Some data from a randomized, prospective trial of surgery vs. radiation therapy

We should emphasize immediately that the available data from the trial discussed below are not exactly compelling. For whatever reasons, the trial didn’t enroll enough patients to allow any conclusions about the relative effectiveness to the two forms of treatment.

Between 1996 and 2001, Lennernäs et al. enrolled Swedish patients with a broad spectrum of localized or locally advanced prostate cancer (clinical stage T1b-T3aN0M0 and PSA ≤ 50 ng/ml) who agreed to be randomized to one or other of two forms of treatment:

  • 6 months of androgen deprivation therapy (ADT) and an open radical prostatectomy or
  • 6 months of ADT and a combination of high-dose rate brachytherapy (2 × 10 Gy) and external beam radiotherapy (25 × 2 Gy)

It is not clear from the abstract of the paper whether the 6 months of ADT was all given prior to the other treatment (i.e., as neoadjuvant ADT) or before and after the other treatment (i.e., as neoadjuvant and adjuvant ADT). All patients were asked to complete standard questionnaires related to health-related quality of life (HRQoL) and all relevant symptoms (e.g., urinary, bowel, and sexual side effects) were investigated prospectively prior to randomization as well as at 12 and 24 months after randomization.

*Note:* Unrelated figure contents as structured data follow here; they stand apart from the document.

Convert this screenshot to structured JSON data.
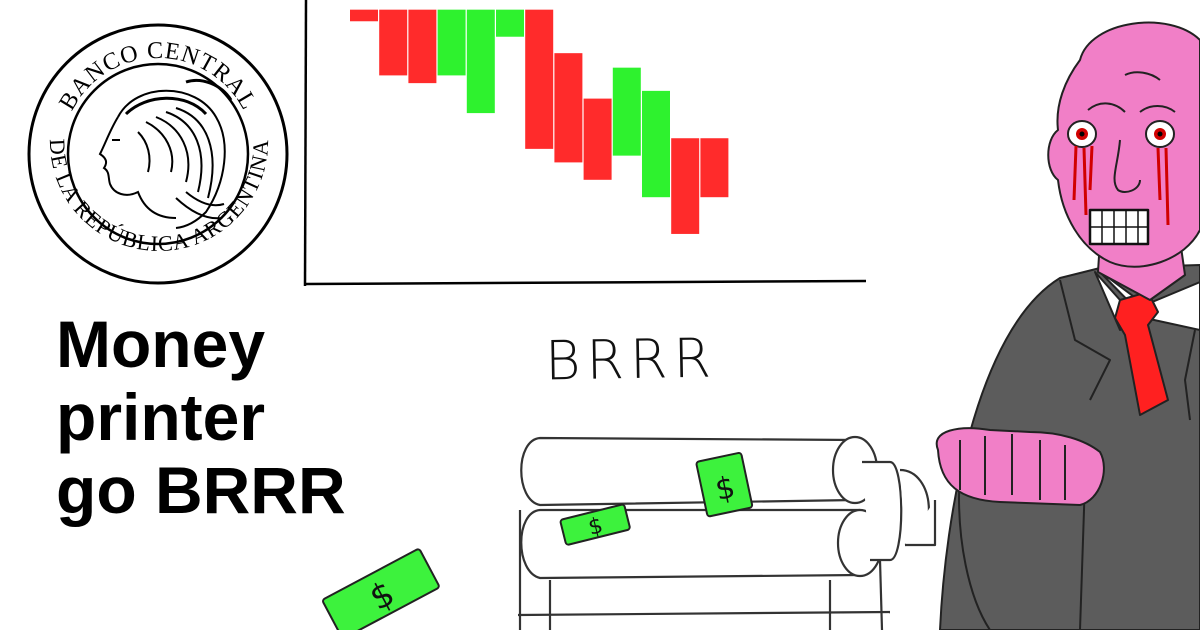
{
  "headline": {
    "line1": "Money",
    "line2": "printer",
    "line3": "go BRRR"
  },
  "sound_text": "BRRR",
  "seal": {
    "text_top": "BANCO CENTRAL",
    "text_bottom": "DE LA REPÚBLICA ARGENTINA"
  },
  "chart_data": {
    "type": "candlestick",
    "candles": [
      {
        "direction": "down",
        "open": 290,
        "close": 278
      },
      {
        "direction": "down",
        "open": 290,
        "close": 222
      },
      {
        "direction": "down",
        "open": 290,
        "close": 214
      },
      {
        "direction": "up",
        "open": 222,
        "close": 290
      },
      {
        "direction": "up",
        "open": 183,
        "close": 290
      },
      {
        "direction": "up",
        "open": 262,
        "close": 290
      },
      {
        "direction": "down",
        "open": 290,
        "close": 146
      },
      {
        "direction": "down",
        "open": 245,
        "close": 132
      },
      {
        "direction": "down",
        "open": 198,
        "close": 114
      },
      {
        "direction": "up",
        "open": 139,
        "close": 230
      },
      {
        "direction": "up",
        "open": 96,
        "close": 206
      },
      {
        "direction": "down",
        "open": 157,
        "close": 58
      },
      {
        "direction": "down",
        "open": 157,
        "close": 96
      }
    ],
    "ylim": [
      0,
      300
    ],
    "colors": {
      "up": "#2ef22e",
      "down": "#ff2b2b"
    }
  },
  "colors": {
    "skin": "#f17fc7",
    "suit": "#5c5c5c",
    "tie": "#ff2020",
    "cash": "#3df23d",
    "ink": "#000000"
  }
}
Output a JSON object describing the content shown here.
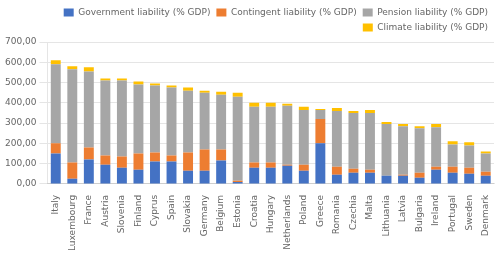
{
  "chart_data": {
    "type": "bar",
    "stacked": true,
    "categories": [
      "Italy",
      "Luxembourg",
      "France",
      "Austria",
      "Slovenia",
      "Finland",
      "Cyprus",
      "Spain",
      "Slovakia",
      "Germany",
      "Belgium",
      "Estonia",
      "Croatia",
      "Hungary",
      "Netherlands",
      "Poland",
      "Greece",
      "Romania",
      "Czechia",
      "Malta",
      "Lithuania",
      "Latvia",
      "Bulgaria",
      "Ireland",
      "Portugal",
      "Sweden",
      "Denmark"
    ],
    "series": [
      {
        "name": "Government liability (% GDP)",
        "color": "#4472C4",
        "values": [
          150,
          25,
          120,
          95,
          80,
          70,
          110,
          110,
          65,
          65,
          115,
          10,
          80,
          80,
          90,
          65,
          200,
          45,
          55,
          55,
          40,
          40,
          30,
          70,
          55,
          50,
          40
        ]
      },
      {
        "name": "Contingent liability (% GDP)",
        "color": "#ED7D31",
        "values": [
          50,
          80,
          60,
          45,
          55,
          80,
          45,
          30,
          90,
          105,
          55,
          5,
          25,
          25,
          5,
          30,
          120,
          40,
          20,
          15,
          0,
          5,
          25,
          15,
          30,
          30,
          20
        ]
      },
      {
        "name": "Pension liability (% GDP)",
        "color": "#A6A6A6",
        "values": [
          390,
          460,
          375,
          370,
          375,
          340,
          330,
          335,
          305,
          280,
          270,
          415,
          275,
          275,
          290,
          270,
          45,
          275,
          275,
          280,
          255,
          240,
          220,
          195,
          110,
          110,
          90
        ]
      },
      {
        "name": "Climate liability (% GDP)",
        "color": "#FFC000",
        "values": [
          20,
          15,
          20,
          10,
          10,
          15,
          10,
          10,
          15,
          10,
          15,
          20,
          20,
          20,
          10,
          15,
          5,
          15,
          10,
          15,
          10,
          10,
          10,
          15,
          15,
          15,
          10
        ]
      }
    ],
    "ylim": [
      0,
      700
    ],
    "yticks": [
      {
        "value": 0,
        "label": "0,00"
      },
      {
        "value": 100,
        "label": "100,00"
      },
      {
        "value": 200,
        "label": "200,00"
      },
      {
        "value": 300,
        "label": "300,00"
      },
      {
        "value": 400,
        "label": "400,00"
      },
      {
        "value": 500,
        "label": "500,00"
      },
      {
        "value": 600,
        "label": "600,00"
      },
      {
        "value": 700,
        "label": "700,00"
      }
    ],
    "grid": true,
    "legend": "upper right"
  }
}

The authors report the following results:

  • 89 men were enrolled into the trial.
  • 8/89 men (9 percent) died of prostate cancer (but the total follow-up period is not available).
  • Overall survival during the follow-up period was 76 percent.
  • There were no discernible differences in HRQoL or complications between the two groups.
  • There was a statistically significant improvement in emotional functioning over time in both groups of patients.
  • There was a significant decrease in social functioning over time in both groups.
  • Financial difficulties increased over time in both groups.

As indicated above,

It was not possible to draw any conclusion on the efficacy of the two treatments due to insufficient power of the study.

One can ask all sorts of questions about this study:

  • Why were so few patients enrolled?
  • Exactly how broad was the spectrum of patients being enrolled?
  • Why did all the patients get ADT?
  • Why are the results are only being published 13 years after the last patient was enrolled?

At this point in time, however, all we can reasonably conclude from this study is that aggressive treatment of localized/locally advanced prostate cancer tends to have significant impact on patients over time, probably regardless of the type of treatment. This is not exactly a revelation.

The full text of the paper (which we have not seen) may provide answers to some of the above questions, but it probably does not enlighten us further with regard to any differences between patients’ short- or long-term outcomes. It may well be that a much larger study had originally been planned, but the investigators had difficulty getting patients to accept randomization (always a problem here in the USA with studies of this type). Or it may be that this was only ever intended as a pilot study for a larger initiative.

One Response

  1. I think all of these types of comparative studies of initial treatment will be difficult to recruit for. Most patients I’ve met form distinct opinions about which kind of treatment they want for themselves. In fact, as a patient advocate, I encourage them to read sites like this one in order to form their own preferences. Also, the very fact that the trial is being run under ethical guidelines may encourage patients to look at an option that he had written off before. In Scandinavia, there is a randomized comparison trial (NCT02102477) of surgery ± a/sRT vs EBRT + ADT for locally advanced patients. It just started in 2014. We’ll have to see how well it recruits.

    Another such randomized comparative trial — the PACE study — was cancelled last year. It sought to randomize favorable risk men to surgery or SBRT, and if surgery was refused or otherwise contraindicated, to SBRT or IMRT. I think the surgery/radiation divide may be too wide to cross. The CEASAR study in the US gets around the randomization problem by establishing registries for all patients treated at six sites. Because registries are population-based and not samples, they avoid the selection bias inherent in non-randomized samples. They are starting with the states of New Jersey and Louisiana, tertiary care facilities in Atlanta and Los Angeles and the CAPSURE database. The goal would be to someday have a national registry.

    Within the radiation category there are a few randomized trials comparing various fractionation schemes for external beam radiation. This is facilitated by the fact that radiation oncologists who do SBRT also do IMRT. But even within a category, we run into problems owing to specialization. A urologist proficient at open surgery may not be proficient at robotic surgery, and vice versa. Randomized patients would be sent to different surgeons who may have different proficiencies. In a study of, say, HDR vs LDR brachytherapy, the centers that do one often are not proficient in both.

    On top of those considerations, there are problems with how long such studies must run to demonstrate an oncological or toxicity advantage, and the large costs involved in long-term maintenance of the database. While randomized clinical trials are desirable, I think we will have to make our decisions without benefit of them, at least for a very long time.